En ce 28 janvier qui marque la célébration, comme chaque année au Gabon et dans le monde, de la 20ème Journée internationale de la protection des données personnelles et de la vie privée, le Président de l’Autorité pour la protection des données personnelles et de la vie privée (APDPVP), Joël Dominique Lédaga, a rappelé les défis majeurs liés à la sécurisation des données à caractère personnel dans un environnement numérique en constante mutation.

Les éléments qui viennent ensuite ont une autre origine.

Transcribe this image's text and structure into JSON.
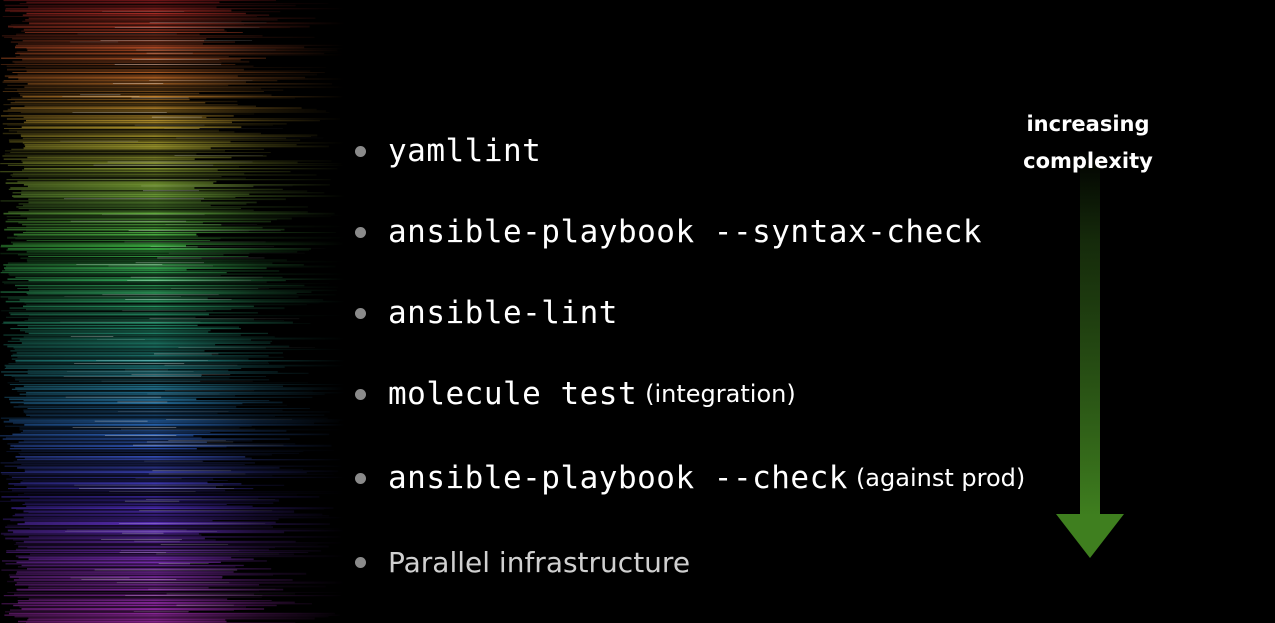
{
  "slide": {
    "items": [
      {
        "code": "yamllint",
        "note": ""
      },
      {
        "code": "ansible-playbook --syntax-check",
        "note": ""
      },
      {
        "code": "ansible-lint",
        "note": ""
      },
      {
        "code": "molecule test",
        "note": "(integration)"
      },
      {
        "code": "ansible-playbook --check",
        "note": "(against prod)"
      },
      {
        "text": "Parallel infrastructure"
      }
    ],
    "complexity": {
      "line1": "increasing",
      "line2": "complexity"
    }
  },
  "colors": {
    "background": "#000000",
    "bullet": "#8a8a8a",
    "arrow": "#3f7f1f",
    "text": "#ffffff",
    "muted_text": "#d0d0d0"
  }
}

Dans ce cadre, il a présenté le bilan des actions menées en 2025 et fixé les grandes orientations prévues pour l’année 2026.

Placée sous le thème « Économie numérique et protection des données personnelles au Gabon : enjeux et perspectives », la commémoration met en lumière la nécessité de garantir la sécurité des données comme condition essentielle au développement durable et inclusif du numérique, conformément au principe du privacy by design.
Le Président de l’APDPVP, Joël Dominique Lédaga, a souligné que la présente édition s’inscrit pleinement dans la mission de sensibilisation de l’Autorité, visant à informer les citoyens et les organisations sur les enjeux de la protection de la vie privée, insistant sur le rôle central des données dans la création de valeur économique.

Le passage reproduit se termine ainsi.